His career was bookended by compromise; Missouri being admitted to the Union as a result of a compromise in 1820 (Benton being one of its first two senators), and concluded by the Compromise of 1850 that barely kept a fragile union together as sectional conflict escalated.  While a slaveowner, Benton privately admitted the evil of the practice, and opposed nullification and tampering with the boundaries of slavery set by the Missouri Compromise.  The signature issue of Benton’s career, though, was the expansion of the American West.  You would be hard-pressed to find a more zealous apostle of Manifest Destiny that this Missourian.  He fiercely advocated Indian removal (partly to open up land for white settlers, although Benton made the claim that it would save Indians from the corrupting influence of whites, a cynical justification at best.)   At the same time, he put forward land reform, squatter’s rights, low cost loans to help poor settlers, and surveying expeditions to the lesser-known corners of the West.  If you look at how quickly and steadfastly white American settlers populated the Americas, Benton was a vital catalyst in this process.

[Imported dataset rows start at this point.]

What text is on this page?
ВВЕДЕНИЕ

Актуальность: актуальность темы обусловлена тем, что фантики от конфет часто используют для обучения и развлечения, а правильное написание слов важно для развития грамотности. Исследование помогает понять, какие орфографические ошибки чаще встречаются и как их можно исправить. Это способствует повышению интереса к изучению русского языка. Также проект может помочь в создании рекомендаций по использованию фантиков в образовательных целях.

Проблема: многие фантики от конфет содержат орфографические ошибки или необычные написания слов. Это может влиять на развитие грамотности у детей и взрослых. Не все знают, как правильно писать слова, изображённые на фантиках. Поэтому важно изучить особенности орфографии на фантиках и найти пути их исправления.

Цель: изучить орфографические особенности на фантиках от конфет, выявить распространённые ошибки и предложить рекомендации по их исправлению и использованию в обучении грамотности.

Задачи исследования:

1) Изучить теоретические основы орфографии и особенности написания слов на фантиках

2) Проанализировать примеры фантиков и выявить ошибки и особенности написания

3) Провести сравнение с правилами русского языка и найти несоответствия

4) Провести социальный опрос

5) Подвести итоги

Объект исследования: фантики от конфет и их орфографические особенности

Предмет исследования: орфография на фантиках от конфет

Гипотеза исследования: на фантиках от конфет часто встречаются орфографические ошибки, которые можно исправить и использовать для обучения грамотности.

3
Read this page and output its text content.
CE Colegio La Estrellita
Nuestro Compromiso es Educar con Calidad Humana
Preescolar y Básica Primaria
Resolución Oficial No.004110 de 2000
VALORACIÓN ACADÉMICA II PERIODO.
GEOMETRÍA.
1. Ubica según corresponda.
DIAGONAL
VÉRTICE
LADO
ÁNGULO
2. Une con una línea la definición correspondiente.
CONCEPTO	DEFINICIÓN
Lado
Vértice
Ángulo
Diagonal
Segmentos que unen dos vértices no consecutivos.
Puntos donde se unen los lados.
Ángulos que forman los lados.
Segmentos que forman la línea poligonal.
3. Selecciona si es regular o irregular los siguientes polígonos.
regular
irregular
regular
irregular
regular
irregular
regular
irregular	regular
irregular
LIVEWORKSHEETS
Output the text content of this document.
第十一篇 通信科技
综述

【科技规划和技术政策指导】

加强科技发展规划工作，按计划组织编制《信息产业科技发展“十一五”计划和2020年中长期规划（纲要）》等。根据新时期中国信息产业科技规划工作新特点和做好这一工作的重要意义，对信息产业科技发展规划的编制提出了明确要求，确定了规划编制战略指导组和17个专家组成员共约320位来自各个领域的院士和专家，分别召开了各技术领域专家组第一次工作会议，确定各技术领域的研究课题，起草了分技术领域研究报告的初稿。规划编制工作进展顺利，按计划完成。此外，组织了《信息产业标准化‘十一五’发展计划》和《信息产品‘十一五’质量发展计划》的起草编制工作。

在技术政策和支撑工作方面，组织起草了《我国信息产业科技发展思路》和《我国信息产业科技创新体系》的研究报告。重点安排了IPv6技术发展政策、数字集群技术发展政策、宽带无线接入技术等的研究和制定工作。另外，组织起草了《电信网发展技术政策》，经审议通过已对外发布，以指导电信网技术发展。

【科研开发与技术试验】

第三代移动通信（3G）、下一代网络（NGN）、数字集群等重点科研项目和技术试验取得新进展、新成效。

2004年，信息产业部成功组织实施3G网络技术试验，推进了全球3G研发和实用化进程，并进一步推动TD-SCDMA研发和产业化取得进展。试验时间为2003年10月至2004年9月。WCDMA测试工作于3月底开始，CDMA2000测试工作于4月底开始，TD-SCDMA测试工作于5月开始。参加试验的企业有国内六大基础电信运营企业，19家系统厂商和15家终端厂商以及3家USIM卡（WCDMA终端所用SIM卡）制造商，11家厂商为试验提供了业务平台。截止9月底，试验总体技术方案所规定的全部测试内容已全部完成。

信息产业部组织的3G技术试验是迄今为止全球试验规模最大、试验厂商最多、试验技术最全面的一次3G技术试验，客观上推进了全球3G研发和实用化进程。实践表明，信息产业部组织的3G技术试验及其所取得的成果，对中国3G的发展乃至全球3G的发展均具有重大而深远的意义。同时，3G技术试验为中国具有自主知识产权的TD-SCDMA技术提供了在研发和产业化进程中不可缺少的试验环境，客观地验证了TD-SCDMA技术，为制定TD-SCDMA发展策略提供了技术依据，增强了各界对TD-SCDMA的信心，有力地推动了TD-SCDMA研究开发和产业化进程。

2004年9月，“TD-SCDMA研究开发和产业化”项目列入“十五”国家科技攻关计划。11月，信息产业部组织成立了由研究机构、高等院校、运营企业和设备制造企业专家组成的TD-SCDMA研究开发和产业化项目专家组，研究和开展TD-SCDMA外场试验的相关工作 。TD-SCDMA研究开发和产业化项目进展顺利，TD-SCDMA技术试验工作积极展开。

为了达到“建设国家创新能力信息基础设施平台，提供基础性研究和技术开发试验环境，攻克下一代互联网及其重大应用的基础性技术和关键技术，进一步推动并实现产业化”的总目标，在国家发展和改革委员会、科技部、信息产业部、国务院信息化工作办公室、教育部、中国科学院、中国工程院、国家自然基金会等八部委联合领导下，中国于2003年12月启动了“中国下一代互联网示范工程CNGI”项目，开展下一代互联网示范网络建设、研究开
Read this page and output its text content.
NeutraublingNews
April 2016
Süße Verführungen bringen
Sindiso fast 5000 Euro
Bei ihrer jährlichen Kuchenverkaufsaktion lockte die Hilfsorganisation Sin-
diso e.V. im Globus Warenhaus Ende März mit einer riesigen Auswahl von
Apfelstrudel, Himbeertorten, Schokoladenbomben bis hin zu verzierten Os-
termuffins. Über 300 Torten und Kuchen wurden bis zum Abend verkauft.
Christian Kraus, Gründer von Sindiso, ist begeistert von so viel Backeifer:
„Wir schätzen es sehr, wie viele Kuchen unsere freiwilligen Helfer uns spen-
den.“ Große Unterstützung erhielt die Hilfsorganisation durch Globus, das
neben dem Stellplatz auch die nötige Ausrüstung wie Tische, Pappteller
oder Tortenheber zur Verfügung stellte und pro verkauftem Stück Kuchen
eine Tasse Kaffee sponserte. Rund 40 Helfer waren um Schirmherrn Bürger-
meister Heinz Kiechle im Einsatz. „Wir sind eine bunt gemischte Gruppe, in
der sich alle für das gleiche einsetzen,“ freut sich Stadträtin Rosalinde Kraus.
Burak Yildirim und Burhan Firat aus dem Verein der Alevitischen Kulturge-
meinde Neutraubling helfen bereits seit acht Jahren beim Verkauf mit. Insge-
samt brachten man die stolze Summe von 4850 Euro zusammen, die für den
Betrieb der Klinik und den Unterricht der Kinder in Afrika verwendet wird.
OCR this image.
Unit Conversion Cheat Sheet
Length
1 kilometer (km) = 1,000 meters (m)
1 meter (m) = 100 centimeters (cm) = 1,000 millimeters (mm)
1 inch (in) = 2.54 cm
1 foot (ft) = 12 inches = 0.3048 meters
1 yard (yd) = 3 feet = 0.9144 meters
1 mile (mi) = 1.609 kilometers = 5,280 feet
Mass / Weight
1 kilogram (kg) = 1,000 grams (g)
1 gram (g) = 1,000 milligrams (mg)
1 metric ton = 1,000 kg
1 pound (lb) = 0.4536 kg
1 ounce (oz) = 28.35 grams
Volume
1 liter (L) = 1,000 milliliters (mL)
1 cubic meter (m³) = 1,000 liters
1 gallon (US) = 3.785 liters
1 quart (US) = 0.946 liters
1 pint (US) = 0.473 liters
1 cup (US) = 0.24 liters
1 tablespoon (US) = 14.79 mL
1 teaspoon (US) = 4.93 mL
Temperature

His memoirs of his time in the Senate, titled Thirty Year’s View, are an invaluable resource from that era.  To quote Benton himself, “nobody opposes Benton sir, nobody but a few blackjack prairie lawyers.  These are the only opponents of Benton.  Benton and the people, Benton and democracy, are one and the same sir.  Synonymous terms, sir, synonymous terms.”  Missouri, it seems, loves company.

30.  Stuart Symington (Democrat, 1953-1976)

In the midst of the Cold War, Symington became one of the most respected military experts in the Senate.  In fact, he served as the   very first Secretary of the Air Force under Harry Truman.  In his time as a senator, he famously challenged Joe McCarthy hearings, and brought military waste under public scrutiny.  Accordingly, Symington was considered an early front-runner as JFK’s running mate in 1960 (and Kennedy’s personal preference), a position that he eventually lost to Lyndon Johnson.  He also catered to local interests; most famously, he threatened to revoke professional baseball’s exemption from antitrust laws after the Kansas City Athletics moved to Oakland.  Kansas City was immediately granted an expansion team, the Royals, which began playing in 1969.


[1] As part of an unprecedented ‘divide and conquer’ strategy, Martin Van Buren’s opponents ran several different candidates in different regions in 1836.  Hoping to deprive MVB a majority in the electoral college, they ran Mangum in the Carolinas, Hugh White elsewhere in the South, Daniel Webster in Massachusetts, William Henry Harrison in the West.  It didn’t work; Van Buren still won the election handily.

[2] This exchange is known for a number of apocryphal allegations made by the Smathers campaign against the Pepper campaign.  This included charges that Pepper’s sister was a thespian, his brother matriculated while in college, and that the senator himself was a shameless extrovert.